Cade and I are both damned already, and we agreed long ago that drawing others into our twisted world was a mistake.
It’s the reason neither of us has maintained a permanent relationship.
Cade avoids them for the same reason he didn’t fight harder for MJ when his ex took her.
Keeping his daughter close would taint her life if our actions ever came to light.
The scandal, the investigation, the media circus—she'd be buried under it all.
My avoidance is different. My parents didn’t just damage me.
They demolished my capacity to connect with people in any meaningful way.
It’s the reason I never intended Luna to be more than a physical release.
I wouldn’t even consider the possibility at the start.
But she worked her way inside me like water finding cracks in stone.
That light of hers reached something I thought had died long ago and coaxed it back into beating.
“This isn’t just obsession anymore. You’re in love with her.”
“Yes.” The snarl rips from my throat. “I told you the other day that she’s everything.”
“You’ve been saying that for a while, almost since the beginning. I didn’t realize that meant you were in love with her.”
“Neither did I.” The confession feels like swallowing acid. I’ve spent weeks trying to understand these new feelings, this overwhelming need that goes beyond possession into something vulnerable and terrifying.

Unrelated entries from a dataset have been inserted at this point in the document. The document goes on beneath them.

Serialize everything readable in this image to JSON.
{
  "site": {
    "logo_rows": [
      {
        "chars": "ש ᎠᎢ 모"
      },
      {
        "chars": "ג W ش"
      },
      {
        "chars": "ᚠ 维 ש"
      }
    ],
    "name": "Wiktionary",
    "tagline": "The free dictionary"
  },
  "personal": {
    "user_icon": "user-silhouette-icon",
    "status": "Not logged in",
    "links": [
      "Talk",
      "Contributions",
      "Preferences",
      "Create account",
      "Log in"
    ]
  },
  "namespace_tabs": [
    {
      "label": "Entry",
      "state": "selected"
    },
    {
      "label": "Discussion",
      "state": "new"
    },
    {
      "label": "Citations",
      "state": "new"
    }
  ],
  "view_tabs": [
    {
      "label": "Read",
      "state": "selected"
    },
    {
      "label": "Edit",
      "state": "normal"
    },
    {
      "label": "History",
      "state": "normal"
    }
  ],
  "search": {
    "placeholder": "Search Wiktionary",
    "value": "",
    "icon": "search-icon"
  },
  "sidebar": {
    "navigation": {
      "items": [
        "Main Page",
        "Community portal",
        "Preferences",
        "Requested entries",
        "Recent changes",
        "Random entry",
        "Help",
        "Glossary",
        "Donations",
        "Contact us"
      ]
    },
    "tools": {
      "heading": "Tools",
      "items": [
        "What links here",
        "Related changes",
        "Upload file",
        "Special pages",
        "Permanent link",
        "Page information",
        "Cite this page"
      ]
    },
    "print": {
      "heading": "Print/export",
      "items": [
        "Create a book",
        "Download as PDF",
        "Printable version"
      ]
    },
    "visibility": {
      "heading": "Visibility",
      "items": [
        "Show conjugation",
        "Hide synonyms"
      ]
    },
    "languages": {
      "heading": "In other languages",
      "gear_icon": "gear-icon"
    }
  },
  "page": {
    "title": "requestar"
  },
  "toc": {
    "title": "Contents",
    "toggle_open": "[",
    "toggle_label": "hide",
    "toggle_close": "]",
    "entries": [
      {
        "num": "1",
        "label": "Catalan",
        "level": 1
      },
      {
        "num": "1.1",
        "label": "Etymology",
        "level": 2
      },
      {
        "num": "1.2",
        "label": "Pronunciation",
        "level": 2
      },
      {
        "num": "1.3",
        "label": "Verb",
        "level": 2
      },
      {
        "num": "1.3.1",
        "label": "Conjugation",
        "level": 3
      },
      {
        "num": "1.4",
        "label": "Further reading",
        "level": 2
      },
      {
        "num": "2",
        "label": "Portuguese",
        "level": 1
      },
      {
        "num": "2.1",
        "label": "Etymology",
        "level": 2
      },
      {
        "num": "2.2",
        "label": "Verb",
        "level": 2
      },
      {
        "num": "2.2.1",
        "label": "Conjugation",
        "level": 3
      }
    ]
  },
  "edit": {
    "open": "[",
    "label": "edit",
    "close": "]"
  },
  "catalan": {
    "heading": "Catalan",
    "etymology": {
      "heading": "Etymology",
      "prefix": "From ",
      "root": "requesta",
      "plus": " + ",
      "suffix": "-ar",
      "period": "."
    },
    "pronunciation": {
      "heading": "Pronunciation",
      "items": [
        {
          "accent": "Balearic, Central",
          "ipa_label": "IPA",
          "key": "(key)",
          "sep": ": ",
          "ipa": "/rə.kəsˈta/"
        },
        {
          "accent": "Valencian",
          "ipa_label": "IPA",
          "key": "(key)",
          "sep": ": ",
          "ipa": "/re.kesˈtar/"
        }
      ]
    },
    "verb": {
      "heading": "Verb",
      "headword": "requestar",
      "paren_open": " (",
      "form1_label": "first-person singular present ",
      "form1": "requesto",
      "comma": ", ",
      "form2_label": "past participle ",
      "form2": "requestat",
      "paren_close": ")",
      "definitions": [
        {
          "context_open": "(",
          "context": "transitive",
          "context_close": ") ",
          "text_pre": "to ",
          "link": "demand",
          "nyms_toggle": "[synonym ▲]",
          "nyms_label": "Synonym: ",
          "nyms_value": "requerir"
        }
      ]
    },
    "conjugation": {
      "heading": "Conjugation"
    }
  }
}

“What are you going to do? You don’t know how to have a normal relationship.” His tone is matter-of-fact, not cruel, but it still cuts. “And you’re deceiving her about who you are. You’ll have to tell her the truth if there’s any chance for the two of you to have a relationship.”
“You think I don’t fucking know that?”
“Are you sure you can trust her with the truth?”
“Yes. I trust her as much as I trust you.”
For once, Cade is unable to hide the surprise on his face.
“She knows what I’ve done and hasn’t betrayed me yet.”
He crosses his arms over his broad chest, the movement pulling his black sweater tight across his shoulders. “She’s been lying to the sheriff, covering for you, but for how long? What happens when the veterinarian who took an oath to ‘do no harm’ decides she can’t be complicit in murder?”
I stand, the motion sharp enough to make him pause, my chair tipping back onto the floor.
“She won’t say anything. Luna understands why I do it, even if she doesn’t condone it. She has darkness in her too.”